Spearman’s correlation analysis indicated that coliforms counts (MPN/100 ml) significantly, and positively correlated with Giardia counts (cysts/100 ml; correlation coefficient = 0.31; p = 0.002) but were not significantly correlated with Cryptosporidium counts (oocysts/100 ml; correlation coefficient = 0.03; p = 0.75). However, the lack of a correlation between coliform and Cryptosporidium spp. levels may be due to the large number of Cryptosporidium-negative samples. According to GLM analysis, neither G. duodenalis (OR = 0.84; p = 0.896; 95% Confidence Interval = 0.20, 6.33) or Cryptosporidium spp. (OR = 0.48; p = 0.531; 95% Confidence Interval = 0.06, 9.95) detection were associated with fecal coliforms levels being compliant with the Chilean water quality standard of 1,000 CFU of fecal coliforms/100-ml.

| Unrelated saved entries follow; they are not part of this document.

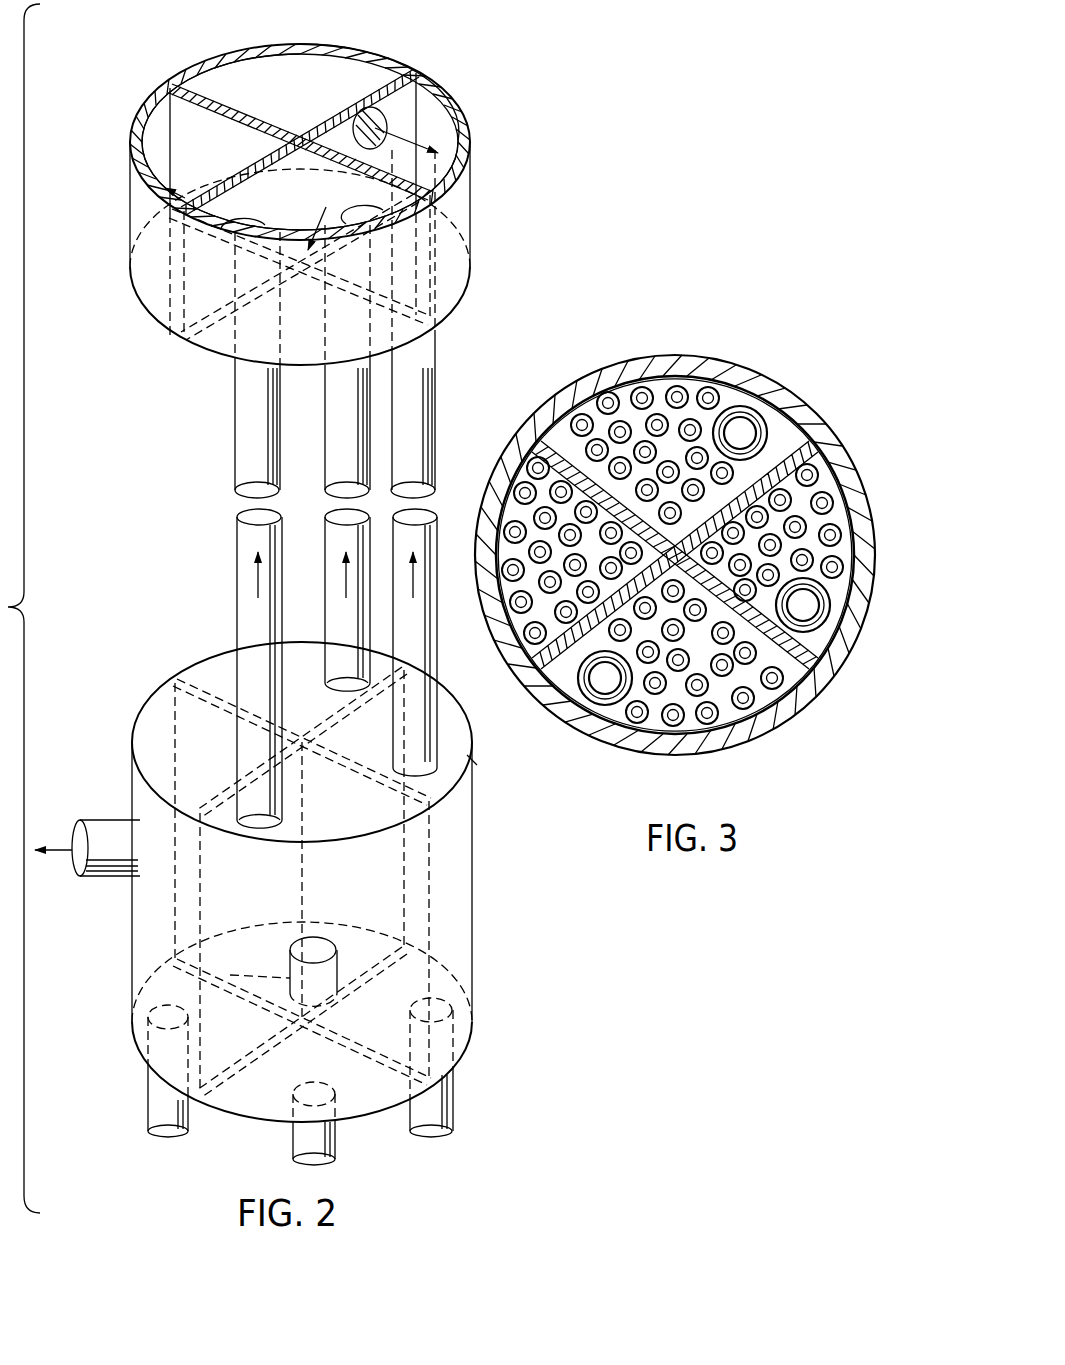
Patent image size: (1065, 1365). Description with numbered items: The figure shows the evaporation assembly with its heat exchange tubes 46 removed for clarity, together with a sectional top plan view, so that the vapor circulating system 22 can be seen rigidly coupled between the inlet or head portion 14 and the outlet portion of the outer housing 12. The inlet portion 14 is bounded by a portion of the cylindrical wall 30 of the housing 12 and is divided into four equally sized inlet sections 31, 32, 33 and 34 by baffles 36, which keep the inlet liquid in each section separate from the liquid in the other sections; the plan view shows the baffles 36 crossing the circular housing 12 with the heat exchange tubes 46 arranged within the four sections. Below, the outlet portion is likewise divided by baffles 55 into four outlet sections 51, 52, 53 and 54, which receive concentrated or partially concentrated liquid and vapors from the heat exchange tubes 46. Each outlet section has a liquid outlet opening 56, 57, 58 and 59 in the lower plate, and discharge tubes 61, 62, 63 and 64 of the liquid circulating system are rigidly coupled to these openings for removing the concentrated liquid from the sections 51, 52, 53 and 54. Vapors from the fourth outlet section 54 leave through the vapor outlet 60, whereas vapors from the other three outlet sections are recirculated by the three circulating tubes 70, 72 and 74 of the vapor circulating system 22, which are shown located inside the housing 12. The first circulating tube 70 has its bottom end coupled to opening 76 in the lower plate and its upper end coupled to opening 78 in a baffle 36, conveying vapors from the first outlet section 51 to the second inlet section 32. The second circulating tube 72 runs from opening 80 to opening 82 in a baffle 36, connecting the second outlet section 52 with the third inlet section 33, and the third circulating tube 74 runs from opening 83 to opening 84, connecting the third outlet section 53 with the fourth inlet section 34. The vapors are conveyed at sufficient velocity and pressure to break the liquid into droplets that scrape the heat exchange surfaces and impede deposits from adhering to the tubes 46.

In FIG. 3, the outer housing 12 is at (538, 702).
In FIG. 3, the inlet or head portion 14 is at (614, 345).
In FIG. 2, the vapor circulating system 22 is at (185, 442).
In FIG. 2, the cylindrical wall 30 is at (300, 204).
In FIG. 3, the cylindrical wall 30 is at (550, 400).
In FIG. 2, the first inlet section 31 is at (303, 58).
In FIG. 3, the first inlet section 31 is at (731, 400).
In FIG. 2, the second inlet section 32 is at (436, 112).
In FIG. 3, the second inlet section 32 is at (806, 642).
In FIG. 2, the third inlet section 33 is at (283, 200).
In FIG. 3, the third inlet section 33 is at (622, 712).
In FIG. 2, the fourth inlet section 34 is at (150, 133).
In FIG. 3, the fourth inlet section 34 is at (527, 623).
In FIG. 2, the baffles 36 is at (304, 118).
In FIG. 3, the baffles 36 is at (548, 420).
In FIG. 3, the heat exchange tubes 46 is at (710, 392).
In FIG. 2, the first outlet section 51 is at (215, 670).
In FIG. 2, the second outlet section 52 is at (445, 722).
In FIG. 2, the third outlet section 53 is at (340, 820).
In FIG. 2, the fourth outlet section 54 is at (158, 745).
In FIG. 2, the baffles 55 is at (196, 700).
In FIG. 2, the liquid outlet opening 56 is at (337, 945).
In FIG. 2, the liquid outlet opening 57 is at (416, 1010).
In FIG. 2, the liquid outlet opening 58 is at (338, 1092).
In FIG. 2, the liquid outlet opening 59 is at (190, 1028).
In FIG. 2, the vapor outlet 60 is at (103, 818).
In FIG. 2, the discharge tube 61 is at (290, 978).
In FIG. 2, the discharge tube 62 is at (453, 1112).
In FIG. 2, the discharge tube 63 is at (337, 1135).
In FIG. 2, the discharge tube 64 is at (148, 1090).
In FIG. 2, the first circulating tube 70 is at (325, 464).
In FIG. 3, the first circulating tube 70 is at (764, 415).
In FIG. 2, the second circulating tube 72 is at (436, 448).
In FIG. 3, the second circulating tube 72 is at (827, 620).
In FIG. 2, the third circulating tube 74 is at (234, 420).
In FIG. 3, the third circulating tube 74 is at (598, 708).
In FIG. 2, the opening 76 is at (338, 685).
In FIG. 2, the opening 78 is at (379, 124).
In FIG. 2, the opening 80 is at (425, 760).
In FIG. 2, the opening 82 is at (357, 218).
In FIG. 2, the opening 83 is at (272, 804).
In FIG. 2, the opening 84 is at (212, 238).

To evaluate antimicrobial resistance in enteric bacteria, E. coli were isolated, and their resistance profile was characterized. Twenty-eight out of 48 samples analyzed (58.3%) contained Gram-negative bacteria resistant to at least one of the antibiotics tested (Ciprofloxacin, Cefotaxime, and Tetracycline). We obtained 66 isolates; 26 (lactose positives) isolates were characterized at the species level by MALDI-TOF MS. Finally, we identified eight E. coli isolates and three of them showed a multi-drug resistant profile (Figure 6; Supplementary Table S4). Regarding the environmental bacteria, 2,631 morphotypes were isolates at different temperatures (37°C, 25°C, and 15°C) and media. The major number of colonies were obtained at 25°C and in the R2A medium, demonstrating that the optimal temperature for environmental bacterial growth is 25°C. To determine the AMR profile, the MICs for Ampicillin (AMP), Erythromycin (ERY), Ceftazidime (CAZ), Imipenem (IMI), Ciprofloxacin (CIP), Gentamicin (GEN), and Tetracycline (TET) were determined. Bacteria that showed resistance to at least three antibiotics of different families were classified as MDR bacteria. The percentage of MDR-bacteria was evaluated by season and land use and summer was the season with higher values in most of the land use analyzed (>2.5%), followed by the winter season where a high percentage of resistance was observed in both urban and livestock land uses (>2%; Figure 7).